NO is a very useful word, but rarely used against the infantile bullies who really need it. Too many people use NO to perpetrate laziness, criminal behaviour, to persecute the powerless people of the earth.
Just how long will humanity continue to misuse NO! eh?
Ho blithely they steal from the public, nowadays. It's breathtaking! And sickening. Any lawyers out there looking for a class action gig?
From my reading of the article, the money is effectively gone. Some producers got overpaid and some consumers were overcharged.
Is it possible that Friedman’s ‘market’ concept has become an Adler’s hammer?
Especially for something as contrived and nebulous as an energy market?
Perhaps sounds more like a great big ongoing science experiment with Ontario ratepayers as unwilling participants.
It's "effectively gone" as long as the OEB, i.e. the regulator ostensibly acting in the public interest, doesn't care to investigate. Yet another case of "regulatory capture" by industry? Sure smell like it from here.
It's the Golden Age for industry. Whether financial or utilities or anything else.
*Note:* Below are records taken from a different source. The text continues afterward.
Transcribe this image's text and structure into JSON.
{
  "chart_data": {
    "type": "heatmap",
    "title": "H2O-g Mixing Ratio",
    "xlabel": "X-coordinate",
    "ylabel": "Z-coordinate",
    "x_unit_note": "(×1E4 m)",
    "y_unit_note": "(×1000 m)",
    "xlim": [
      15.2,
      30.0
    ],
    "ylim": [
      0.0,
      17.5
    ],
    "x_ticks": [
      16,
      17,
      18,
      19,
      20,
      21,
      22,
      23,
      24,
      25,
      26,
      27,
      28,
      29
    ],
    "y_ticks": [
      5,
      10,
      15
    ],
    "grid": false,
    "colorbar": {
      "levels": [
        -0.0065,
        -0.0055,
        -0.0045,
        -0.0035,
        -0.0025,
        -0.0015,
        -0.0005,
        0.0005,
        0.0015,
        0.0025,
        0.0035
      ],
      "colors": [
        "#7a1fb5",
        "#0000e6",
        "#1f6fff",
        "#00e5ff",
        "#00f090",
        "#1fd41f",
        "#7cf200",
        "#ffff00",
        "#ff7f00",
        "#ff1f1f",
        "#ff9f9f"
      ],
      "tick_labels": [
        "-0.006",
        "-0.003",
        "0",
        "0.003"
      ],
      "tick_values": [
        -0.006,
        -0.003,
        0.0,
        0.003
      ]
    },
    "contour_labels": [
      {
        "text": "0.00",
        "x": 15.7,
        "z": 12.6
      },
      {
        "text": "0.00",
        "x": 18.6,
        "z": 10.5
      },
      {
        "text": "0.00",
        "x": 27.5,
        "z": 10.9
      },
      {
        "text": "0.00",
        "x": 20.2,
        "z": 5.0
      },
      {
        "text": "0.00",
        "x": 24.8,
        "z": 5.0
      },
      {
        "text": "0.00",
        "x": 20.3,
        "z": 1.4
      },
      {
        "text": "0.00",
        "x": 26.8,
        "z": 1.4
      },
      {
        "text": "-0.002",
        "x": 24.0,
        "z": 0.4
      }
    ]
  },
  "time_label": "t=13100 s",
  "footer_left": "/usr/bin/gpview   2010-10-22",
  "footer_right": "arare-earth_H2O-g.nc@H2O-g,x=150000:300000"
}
The cost of possibly paying a fine is figured into the algorithm and eventually passed onto the consumer anyway.
If Doug Ford's government actually wants to improve life in Ontario, reforming the electrical management system would be top of the list. "Errors" like this should be unthinkable but are not only thinkable but probable, and difficult to detect with our bloated system today. A modern system would have customers pay for what electricity actually costs, so customers would be incented to locate where costs are low. And a modern system would see much more use of renewable sources a and microgrids, because there real costs are going down while costs of massive centralized generators are going up. Our present management system can't recognize these truths.
I know! Let professional lobbyists who represent monolithic corporations advise willingly ignorant pols on the best way to protect consumer interests! What could go wrong?